La photo de Jérémy Roze, lors d'une marche en hommage au jeune homme tué d'un coup de couteau en février 2011 à Toulouse.. — F. Lancelot / SIPA

Pour la troisième fois, Hicham Ouakki, accusé du meurtre de Jérémy Roze en 2011, a été condamné par une cour d’assises. Le jeune homme âgé aujourd’hui de 29 ans, qui avait écopé en première instance et en appel de la réclusion criminelle à perpétuité, a été condamné cette fois par la cour d'assises de Haute-Garonne à trente ans de réclusion criminelle assortis d’une peine de sûreté des deux tiers.

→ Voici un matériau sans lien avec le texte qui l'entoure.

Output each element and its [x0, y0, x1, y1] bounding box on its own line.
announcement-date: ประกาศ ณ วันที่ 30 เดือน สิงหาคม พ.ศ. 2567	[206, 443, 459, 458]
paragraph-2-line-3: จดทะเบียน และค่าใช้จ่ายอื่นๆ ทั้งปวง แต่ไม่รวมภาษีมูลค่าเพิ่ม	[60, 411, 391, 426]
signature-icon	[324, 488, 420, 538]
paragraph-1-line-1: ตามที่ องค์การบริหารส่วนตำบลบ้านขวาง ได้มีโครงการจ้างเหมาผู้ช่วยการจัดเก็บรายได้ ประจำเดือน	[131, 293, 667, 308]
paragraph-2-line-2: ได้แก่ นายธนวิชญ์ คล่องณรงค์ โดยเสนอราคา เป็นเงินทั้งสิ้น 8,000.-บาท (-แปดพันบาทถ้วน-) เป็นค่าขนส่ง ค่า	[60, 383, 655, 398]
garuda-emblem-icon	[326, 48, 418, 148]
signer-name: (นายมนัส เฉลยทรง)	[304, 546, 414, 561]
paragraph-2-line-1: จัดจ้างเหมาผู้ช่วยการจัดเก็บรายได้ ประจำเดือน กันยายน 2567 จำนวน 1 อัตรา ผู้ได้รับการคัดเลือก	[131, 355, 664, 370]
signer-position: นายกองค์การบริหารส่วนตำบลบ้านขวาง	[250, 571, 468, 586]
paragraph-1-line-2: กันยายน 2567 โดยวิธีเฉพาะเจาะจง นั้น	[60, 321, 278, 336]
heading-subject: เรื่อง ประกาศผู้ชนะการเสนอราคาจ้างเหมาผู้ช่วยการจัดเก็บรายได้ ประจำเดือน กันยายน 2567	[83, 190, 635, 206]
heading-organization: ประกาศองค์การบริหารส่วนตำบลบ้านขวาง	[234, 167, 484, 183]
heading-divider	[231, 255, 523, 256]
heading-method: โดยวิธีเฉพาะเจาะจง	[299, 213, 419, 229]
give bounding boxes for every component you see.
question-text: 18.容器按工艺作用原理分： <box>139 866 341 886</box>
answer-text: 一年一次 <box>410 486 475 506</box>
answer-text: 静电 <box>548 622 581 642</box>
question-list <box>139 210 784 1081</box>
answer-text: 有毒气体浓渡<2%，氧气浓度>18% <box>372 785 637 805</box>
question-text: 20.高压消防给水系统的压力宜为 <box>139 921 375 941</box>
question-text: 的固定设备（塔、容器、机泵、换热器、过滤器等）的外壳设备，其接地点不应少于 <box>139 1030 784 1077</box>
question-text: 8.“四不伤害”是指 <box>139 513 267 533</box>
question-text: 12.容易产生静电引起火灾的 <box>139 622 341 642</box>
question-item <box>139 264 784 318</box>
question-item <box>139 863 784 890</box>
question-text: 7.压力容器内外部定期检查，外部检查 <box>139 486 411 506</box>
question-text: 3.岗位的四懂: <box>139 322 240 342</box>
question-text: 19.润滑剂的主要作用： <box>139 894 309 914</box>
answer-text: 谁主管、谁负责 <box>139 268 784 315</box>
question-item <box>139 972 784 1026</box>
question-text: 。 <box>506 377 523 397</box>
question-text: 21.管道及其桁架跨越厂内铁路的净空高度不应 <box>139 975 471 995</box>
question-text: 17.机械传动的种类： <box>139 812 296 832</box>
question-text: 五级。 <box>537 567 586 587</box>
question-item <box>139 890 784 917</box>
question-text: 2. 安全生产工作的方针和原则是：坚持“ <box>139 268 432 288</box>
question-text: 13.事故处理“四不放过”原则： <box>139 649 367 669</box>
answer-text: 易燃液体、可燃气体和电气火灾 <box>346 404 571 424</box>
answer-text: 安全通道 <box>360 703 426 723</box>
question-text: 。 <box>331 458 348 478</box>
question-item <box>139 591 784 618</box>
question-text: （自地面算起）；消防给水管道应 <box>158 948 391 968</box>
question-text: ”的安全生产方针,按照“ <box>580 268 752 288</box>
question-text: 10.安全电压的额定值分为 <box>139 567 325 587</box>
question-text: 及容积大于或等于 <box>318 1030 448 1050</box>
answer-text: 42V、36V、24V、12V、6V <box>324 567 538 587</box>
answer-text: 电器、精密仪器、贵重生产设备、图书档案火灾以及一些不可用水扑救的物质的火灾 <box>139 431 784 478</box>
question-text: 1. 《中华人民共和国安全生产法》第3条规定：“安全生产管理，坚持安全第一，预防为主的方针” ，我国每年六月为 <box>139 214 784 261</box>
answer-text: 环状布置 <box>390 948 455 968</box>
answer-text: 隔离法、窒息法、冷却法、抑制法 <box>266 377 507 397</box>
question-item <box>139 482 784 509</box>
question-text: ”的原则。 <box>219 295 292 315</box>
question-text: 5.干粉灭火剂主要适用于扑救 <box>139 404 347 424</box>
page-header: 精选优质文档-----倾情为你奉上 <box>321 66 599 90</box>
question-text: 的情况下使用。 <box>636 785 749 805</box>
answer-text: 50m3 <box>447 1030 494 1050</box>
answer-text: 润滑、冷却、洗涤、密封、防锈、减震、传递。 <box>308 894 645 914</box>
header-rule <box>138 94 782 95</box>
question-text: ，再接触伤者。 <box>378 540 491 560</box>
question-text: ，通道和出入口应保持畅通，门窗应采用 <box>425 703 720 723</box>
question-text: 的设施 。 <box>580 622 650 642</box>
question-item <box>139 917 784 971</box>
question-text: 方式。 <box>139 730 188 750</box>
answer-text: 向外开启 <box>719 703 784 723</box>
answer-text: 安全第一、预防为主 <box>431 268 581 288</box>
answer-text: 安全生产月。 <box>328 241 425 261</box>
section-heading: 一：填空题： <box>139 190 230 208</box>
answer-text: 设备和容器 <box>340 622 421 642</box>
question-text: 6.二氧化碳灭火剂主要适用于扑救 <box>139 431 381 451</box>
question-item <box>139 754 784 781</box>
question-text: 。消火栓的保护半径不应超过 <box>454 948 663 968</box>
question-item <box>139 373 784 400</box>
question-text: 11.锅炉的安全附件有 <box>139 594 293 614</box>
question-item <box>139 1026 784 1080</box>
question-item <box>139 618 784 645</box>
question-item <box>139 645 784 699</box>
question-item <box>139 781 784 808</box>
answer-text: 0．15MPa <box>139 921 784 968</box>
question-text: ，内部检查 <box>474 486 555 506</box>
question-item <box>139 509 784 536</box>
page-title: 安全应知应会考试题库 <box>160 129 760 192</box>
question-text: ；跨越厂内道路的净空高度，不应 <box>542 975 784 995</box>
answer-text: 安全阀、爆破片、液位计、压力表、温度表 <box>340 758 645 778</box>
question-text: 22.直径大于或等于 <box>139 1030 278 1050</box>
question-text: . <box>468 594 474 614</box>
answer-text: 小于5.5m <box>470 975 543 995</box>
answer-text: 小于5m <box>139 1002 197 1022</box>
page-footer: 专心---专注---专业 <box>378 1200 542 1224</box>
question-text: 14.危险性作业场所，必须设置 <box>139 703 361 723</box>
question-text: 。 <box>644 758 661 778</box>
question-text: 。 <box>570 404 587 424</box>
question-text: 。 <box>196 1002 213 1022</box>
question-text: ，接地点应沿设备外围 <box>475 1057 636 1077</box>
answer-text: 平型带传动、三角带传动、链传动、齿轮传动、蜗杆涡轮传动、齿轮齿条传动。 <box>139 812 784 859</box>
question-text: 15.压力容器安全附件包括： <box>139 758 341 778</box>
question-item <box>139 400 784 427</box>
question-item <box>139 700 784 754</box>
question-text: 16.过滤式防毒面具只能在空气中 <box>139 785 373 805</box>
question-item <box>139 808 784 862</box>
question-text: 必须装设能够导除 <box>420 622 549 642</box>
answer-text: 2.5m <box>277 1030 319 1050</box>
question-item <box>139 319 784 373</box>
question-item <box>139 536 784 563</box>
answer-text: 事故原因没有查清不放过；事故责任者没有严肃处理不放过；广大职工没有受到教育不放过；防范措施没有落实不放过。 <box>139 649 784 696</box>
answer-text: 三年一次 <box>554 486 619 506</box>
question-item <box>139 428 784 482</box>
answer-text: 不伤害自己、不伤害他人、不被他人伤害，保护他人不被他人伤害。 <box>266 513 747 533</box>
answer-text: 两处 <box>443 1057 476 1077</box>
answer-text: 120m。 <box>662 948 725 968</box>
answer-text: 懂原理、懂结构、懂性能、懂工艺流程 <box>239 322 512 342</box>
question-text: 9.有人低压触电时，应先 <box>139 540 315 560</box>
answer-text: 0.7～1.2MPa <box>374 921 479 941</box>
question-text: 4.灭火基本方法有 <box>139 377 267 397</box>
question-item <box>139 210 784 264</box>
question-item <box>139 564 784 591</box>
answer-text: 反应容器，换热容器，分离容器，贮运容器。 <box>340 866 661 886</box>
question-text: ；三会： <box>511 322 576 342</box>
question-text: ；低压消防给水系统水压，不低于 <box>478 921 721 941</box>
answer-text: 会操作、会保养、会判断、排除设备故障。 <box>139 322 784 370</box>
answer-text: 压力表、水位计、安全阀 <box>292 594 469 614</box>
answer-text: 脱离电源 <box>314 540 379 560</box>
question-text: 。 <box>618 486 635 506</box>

Ce troisième procès a eu lieu après un vice de procédure validé par la Cour de cassation cassant l’arrêt de la cour d’assises du Tarn-et-Garonne prononcé en mai 2017. La parole aurait dû être redonnée aux accusés avant le retrait de la cour.

La perpétuité requise

Hicham Ouakki est jugé pour le meurtre dans la nuit du 26 au 27 février 2011 d’un étudiant béarnais de 27 ans poignardé en plein cœur Grande-Rue-Saint-Michel à Toulouse. Durant ces trois jours d’audience, les avocats de Hicham Ouakki ont tenté de démontrer que l’accusé, âgé de 18 ans au moment de l’agression de Jérémy Roze, avait changé et mûri. Il a toujours nié avoir porté le coup de couteau fatal à Jérémy Roze, renvoyant la faute sur son comparse Driss Arab, condamné à vingt ans de prison en appel.

Des arguments d’une évolution en prison, dix ans après les faits, qui n’ont pas convaincu les jurés qui ont délibéré en 2 h 30. L’avocat général avait requis jeudi la réclusion criminelle à perpétuité.